Everett's Relative State Formulation was dismissed by most of his peers as crackpottery in your world. Timothy Leary probably never even heard of him. (Leary was thought of mainly as the showboating high priest of psychedelics in your world.) Everett abandoned quantum mechanics and focused on his Cold War work at the Pentagon. Among other things, he calculated potential mortality rates from radioactive fallout in a full-scale nuclear war. He died in 1982 at the age of 51. As per his specific wishes, his wife put his ashes out with the garbage.
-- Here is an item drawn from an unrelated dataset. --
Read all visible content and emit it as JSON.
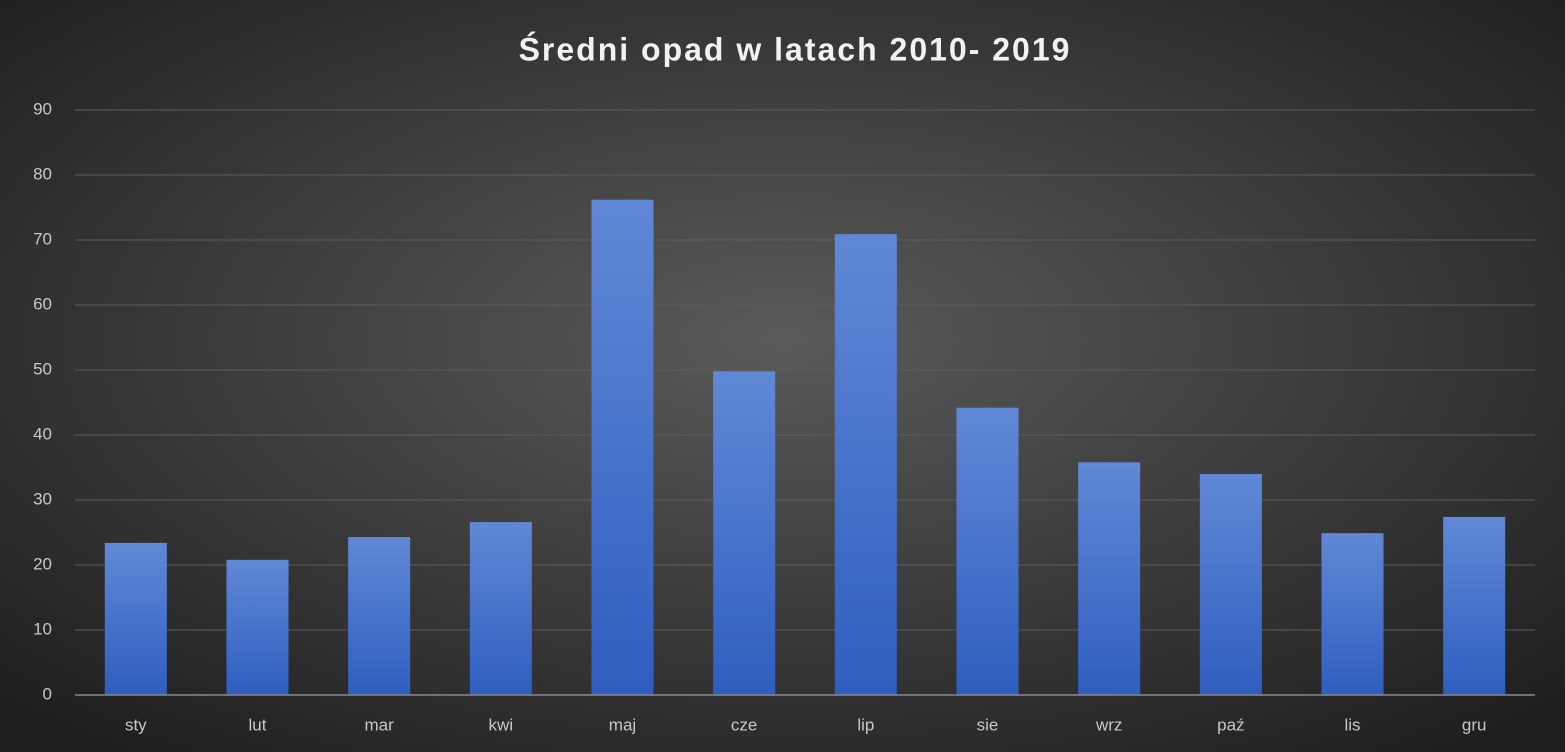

On page 174 of his Geneva Farewell, John Levesque writes of a driving vacation to the Atlantic Ocean which I, Peter Chaff, took with a woman named Naomi. What JL doesn't mention is that Naomi had recently acquired the illegal printed works of Hugh Everett and brought them along for the ride. She quoted passages as I drove. Naomi wondered in what world the perfect Naomi, "the most Naomi of all Naomis," lived. I told her I wanted nothing to to do with that kind of Naomi.


“In one of those worlds ,” she taunted me, “you just lost control of the car and now we’re both dead.” “In one of those worlds,” I volleyed back, “you grabbed the steering wheel and turned it and I lost control of the car and now you’re dead but I walked away without a scratch.” “In one of those worlds," she fired deep, "I find what you just said funny.” “In one of those worlds," as I lunged for her long ball, "I give a shit whether you find it funny or not.” She grabbed the steering wheel and turned it sharply to the right. The car hit the gravel shoulder, fishtailed, then swerved back onto the pavement. I asked her if she was crazy. “Not here," she said, "but someplace.”


I'm surprised John Levesque didn't include that vignette from my original imaginary novel in his print version of Geneva Farewell. It nicely illustrates the Everettian maze in which we all pass our brief lives. JL also failed to include something Monteverdi once said about how the world can adjust and even thrive inside an endless puzzle that can never be solved: "Rulers have to start acting like compasses." "Is that a clue or something?" I asked him but he had withdrawn.